ごめんなさい……さようなら(ミオ視点)
前の小説が完結していないのに……新連載に手を出してしまいました。ごめんなさい。
シリアステイストの異世界転移子育てもの、不定期更新です。おつきあいいただければ嬉しいです。
見覚えのある光景を前に、ミオは思わず息を止めた。
揺らめいているのは白と黒の光。幾重にも重なる煌めきが流線のように棚引いて描くのは、人が通り抜けられるほどの大きな門だ。
「まさか……そんな」
忘れるわけがなかった。かつて窮地に陥った自分が逃げるように飛び込んだ、あのときと同じ門。ここを通じてミオはこちらの世界にやってきた。およそ一年前の出来事だ。
(ここを通れば……帰れる?)
自分がいた世界———現代の日本へ。
ひくり、と足が竦んだ瞬間、おなかの内側からとん、と蹴る力があった。はっと大きくなった腹部を見下ろす。
元いた世界があのときのままだったとしても、自分はもうあの頃と同じではない。以前はひとりぼっちだった。
でも今は———この子がいる。
そして、この子の父親もいる。
臨月のおなかに手をあてたまま彼のことを思えば、胸の奥をつきりと刺す痛みが広がった。アッシュブラウンの髪、紺碧の瞳、出会った頃から少しも変わらない気遣いと優しさ。この世界に来て右も左もわからないうちに落胆され、覚えのない悪評にも晒され、非難の目を向けられたときも、常に守ってくれた人。
ミオが生まれて初めて好きになった人。
だからこそ、彼の幸せを奪ってしまった自分が許せなかった。
ミオが姿を消せば、彼は本当に愛する人と結ばれる。形式上の妻など永遠に消えてしまえばいい———それが彼のためにできる唯一のことだとしたら。

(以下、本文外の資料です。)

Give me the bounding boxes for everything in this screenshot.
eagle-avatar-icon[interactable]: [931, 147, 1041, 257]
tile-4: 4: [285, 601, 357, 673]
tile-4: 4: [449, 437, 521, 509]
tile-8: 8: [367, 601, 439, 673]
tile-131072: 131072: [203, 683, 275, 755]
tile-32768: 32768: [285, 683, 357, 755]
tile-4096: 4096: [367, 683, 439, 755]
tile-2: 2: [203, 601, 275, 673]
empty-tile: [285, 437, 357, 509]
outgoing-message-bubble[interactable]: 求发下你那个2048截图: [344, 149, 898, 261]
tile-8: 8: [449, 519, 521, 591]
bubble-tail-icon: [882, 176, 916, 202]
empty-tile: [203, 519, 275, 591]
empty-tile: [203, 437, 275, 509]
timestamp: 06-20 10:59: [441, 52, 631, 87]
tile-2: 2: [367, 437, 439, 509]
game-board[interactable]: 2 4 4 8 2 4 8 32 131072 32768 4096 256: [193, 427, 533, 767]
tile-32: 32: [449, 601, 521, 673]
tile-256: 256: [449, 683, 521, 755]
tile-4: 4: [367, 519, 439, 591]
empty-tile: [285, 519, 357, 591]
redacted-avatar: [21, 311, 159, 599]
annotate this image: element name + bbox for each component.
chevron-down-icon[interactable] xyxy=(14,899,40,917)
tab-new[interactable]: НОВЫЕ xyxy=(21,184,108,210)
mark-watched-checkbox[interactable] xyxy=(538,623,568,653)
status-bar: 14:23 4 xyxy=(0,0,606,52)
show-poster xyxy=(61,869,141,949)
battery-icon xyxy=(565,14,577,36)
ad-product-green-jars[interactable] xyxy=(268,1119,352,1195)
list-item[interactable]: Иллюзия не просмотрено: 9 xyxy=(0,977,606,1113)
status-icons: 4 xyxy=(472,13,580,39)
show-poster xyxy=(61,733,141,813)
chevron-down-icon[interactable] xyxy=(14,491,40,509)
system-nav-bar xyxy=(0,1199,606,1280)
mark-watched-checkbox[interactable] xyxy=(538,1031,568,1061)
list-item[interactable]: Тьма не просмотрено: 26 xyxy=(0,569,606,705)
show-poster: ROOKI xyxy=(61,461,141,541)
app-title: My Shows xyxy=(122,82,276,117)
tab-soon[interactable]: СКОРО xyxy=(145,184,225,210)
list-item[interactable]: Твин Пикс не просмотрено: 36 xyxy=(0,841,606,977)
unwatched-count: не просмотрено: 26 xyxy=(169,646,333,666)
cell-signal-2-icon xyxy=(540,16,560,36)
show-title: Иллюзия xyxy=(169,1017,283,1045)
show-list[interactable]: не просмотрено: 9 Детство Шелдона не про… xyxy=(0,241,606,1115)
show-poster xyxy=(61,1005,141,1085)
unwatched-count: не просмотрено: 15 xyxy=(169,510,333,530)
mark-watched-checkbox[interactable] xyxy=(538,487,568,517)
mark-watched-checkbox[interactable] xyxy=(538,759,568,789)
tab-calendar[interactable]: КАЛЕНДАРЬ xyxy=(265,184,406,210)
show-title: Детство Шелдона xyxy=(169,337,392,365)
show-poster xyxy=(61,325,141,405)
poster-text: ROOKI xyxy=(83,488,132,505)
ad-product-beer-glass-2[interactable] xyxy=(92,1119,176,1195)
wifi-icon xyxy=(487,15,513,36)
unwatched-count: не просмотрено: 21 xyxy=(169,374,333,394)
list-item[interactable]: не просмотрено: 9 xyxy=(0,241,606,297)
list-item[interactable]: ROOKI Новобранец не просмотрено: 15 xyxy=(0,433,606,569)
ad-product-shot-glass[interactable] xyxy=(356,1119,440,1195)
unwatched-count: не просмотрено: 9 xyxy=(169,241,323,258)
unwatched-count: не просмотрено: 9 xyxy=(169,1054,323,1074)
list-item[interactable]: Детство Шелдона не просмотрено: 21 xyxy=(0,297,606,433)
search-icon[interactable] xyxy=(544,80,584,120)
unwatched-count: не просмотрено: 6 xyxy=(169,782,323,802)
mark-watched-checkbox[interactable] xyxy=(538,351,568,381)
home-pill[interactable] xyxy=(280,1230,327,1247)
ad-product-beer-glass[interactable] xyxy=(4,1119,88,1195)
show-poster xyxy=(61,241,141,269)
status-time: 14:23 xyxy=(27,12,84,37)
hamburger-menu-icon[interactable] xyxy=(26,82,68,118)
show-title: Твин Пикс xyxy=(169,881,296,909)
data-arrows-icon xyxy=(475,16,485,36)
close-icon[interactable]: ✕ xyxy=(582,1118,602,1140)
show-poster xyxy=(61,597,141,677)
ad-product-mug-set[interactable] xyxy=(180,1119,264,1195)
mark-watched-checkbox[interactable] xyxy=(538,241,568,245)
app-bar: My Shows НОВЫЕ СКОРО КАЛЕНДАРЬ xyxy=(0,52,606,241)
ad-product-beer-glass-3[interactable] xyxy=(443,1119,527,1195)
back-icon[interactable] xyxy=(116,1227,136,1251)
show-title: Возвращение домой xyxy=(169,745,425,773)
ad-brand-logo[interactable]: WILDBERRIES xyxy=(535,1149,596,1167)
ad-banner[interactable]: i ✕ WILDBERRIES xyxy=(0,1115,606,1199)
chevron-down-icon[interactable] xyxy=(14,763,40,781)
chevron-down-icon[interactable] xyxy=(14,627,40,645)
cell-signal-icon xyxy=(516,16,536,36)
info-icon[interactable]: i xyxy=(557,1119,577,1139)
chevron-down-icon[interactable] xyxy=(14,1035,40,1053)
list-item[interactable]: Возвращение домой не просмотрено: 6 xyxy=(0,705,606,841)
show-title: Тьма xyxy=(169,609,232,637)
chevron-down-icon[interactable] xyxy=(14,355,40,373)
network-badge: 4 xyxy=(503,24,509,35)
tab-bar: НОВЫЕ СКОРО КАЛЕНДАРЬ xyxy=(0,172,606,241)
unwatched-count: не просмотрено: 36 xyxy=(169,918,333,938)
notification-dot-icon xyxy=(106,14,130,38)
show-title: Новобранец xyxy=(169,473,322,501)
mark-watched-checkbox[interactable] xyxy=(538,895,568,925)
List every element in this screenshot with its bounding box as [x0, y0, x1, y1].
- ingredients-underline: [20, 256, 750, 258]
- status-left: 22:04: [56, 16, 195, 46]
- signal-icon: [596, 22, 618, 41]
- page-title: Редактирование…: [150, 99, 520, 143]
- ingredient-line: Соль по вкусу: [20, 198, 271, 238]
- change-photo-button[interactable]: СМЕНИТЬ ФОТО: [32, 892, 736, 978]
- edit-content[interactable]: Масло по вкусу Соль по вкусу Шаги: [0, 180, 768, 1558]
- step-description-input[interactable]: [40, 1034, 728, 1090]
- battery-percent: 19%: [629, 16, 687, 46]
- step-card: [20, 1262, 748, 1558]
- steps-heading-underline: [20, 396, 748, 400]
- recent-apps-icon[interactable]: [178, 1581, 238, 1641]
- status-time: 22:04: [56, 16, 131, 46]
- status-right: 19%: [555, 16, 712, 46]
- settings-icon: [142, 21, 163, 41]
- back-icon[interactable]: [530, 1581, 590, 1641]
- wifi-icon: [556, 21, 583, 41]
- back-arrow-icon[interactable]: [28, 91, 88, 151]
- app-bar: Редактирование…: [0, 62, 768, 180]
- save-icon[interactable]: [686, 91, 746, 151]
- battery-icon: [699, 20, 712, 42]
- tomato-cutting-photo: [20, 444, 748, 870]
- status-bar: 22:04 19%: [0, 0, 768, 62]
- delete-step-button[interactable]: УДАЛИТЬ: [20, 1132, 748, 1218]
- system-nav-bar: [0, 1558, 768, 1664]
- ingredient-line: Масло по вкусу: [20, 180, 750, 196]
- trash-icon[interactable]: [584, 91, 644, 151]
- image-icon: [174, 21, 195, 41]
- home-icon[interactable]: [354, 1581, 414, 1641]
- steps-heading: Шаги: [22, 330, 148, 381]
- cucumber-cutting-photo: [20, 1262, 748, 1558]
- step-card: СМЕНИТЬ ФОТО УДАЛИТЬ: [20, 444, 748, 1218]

(この子と二人、あなたがくれた思い出とともに生きていきます。だから———)
顔を上げると、光がいっそう強く揺れた。まるで手招きするように。
「ミオっ!!」
名を呼ばれて振り向けば、今まさに思い描いていたその人が部屋の入り口に立っていた。
早く決断しないとこの門は消えてしまう。迷っている暇はない。
光がミオの指先から全身を包んでいく。一歩進んだ足元から舞い上がった風がマタニティドレスの裾をはためかせる。彼が何かを叫んでいるが、声はもう届かない。
押し付けられた妻でしかない自分は彼に嫌われている。それでも———最後にもう一度だけ、その顔が見たい。
振り向いた目に映ったのは、必死に何かを訴える彼の表情だった。本当は優しく自分を見下ろしてくれる瞳が見たかったが、贅沢というものだ。
再び白と黒が織りなす光の門へと視線を戻せば、不意に遠い記憶が蘇った。日も沈みかけた夏の夕暮れ時、父と母と手を繋いで訪れた夏祭り。藁で編まれた巨大な輪に驚いた自分に、父が笑いながら言った。
「この輪をくぐれば無病息災で過ごせるんだよ」
「むびょうしょくしゃいってなに?」
「パパったら、澪にはまだ難しいわよ」
「そうか? だったら、そうだな……幸せに過ごせるってことだよ」
家族三人、そう願った。両親が事故で逝ってからも、ずっとそれだけを。
元の世界で幸せになれるかどうかはわからない。施設育ちだと噂され、口下手なせいで親しい友人もできず、残業を押しつけられ、セクハラに耐え続けた以前と同じ日々が待っているだけかもしれない。未婚の母として戻れば、その職すら失ってしまう可能性もある。
それでも———彼の幸せを願うなら、もうここにいるべきではない。
唇が静かに動く。
「ごめんなさい……さようなら」
そして——ありがとう、イグニスさん。
最後の言葉はいつだって届かない。白と黒の光がミオの全身を包んだ後———光の門は、さらさらと消え去った。
輪越しをご存じでしょうか。関西だけの風習だときいたことがあるのですが、本当ですかね。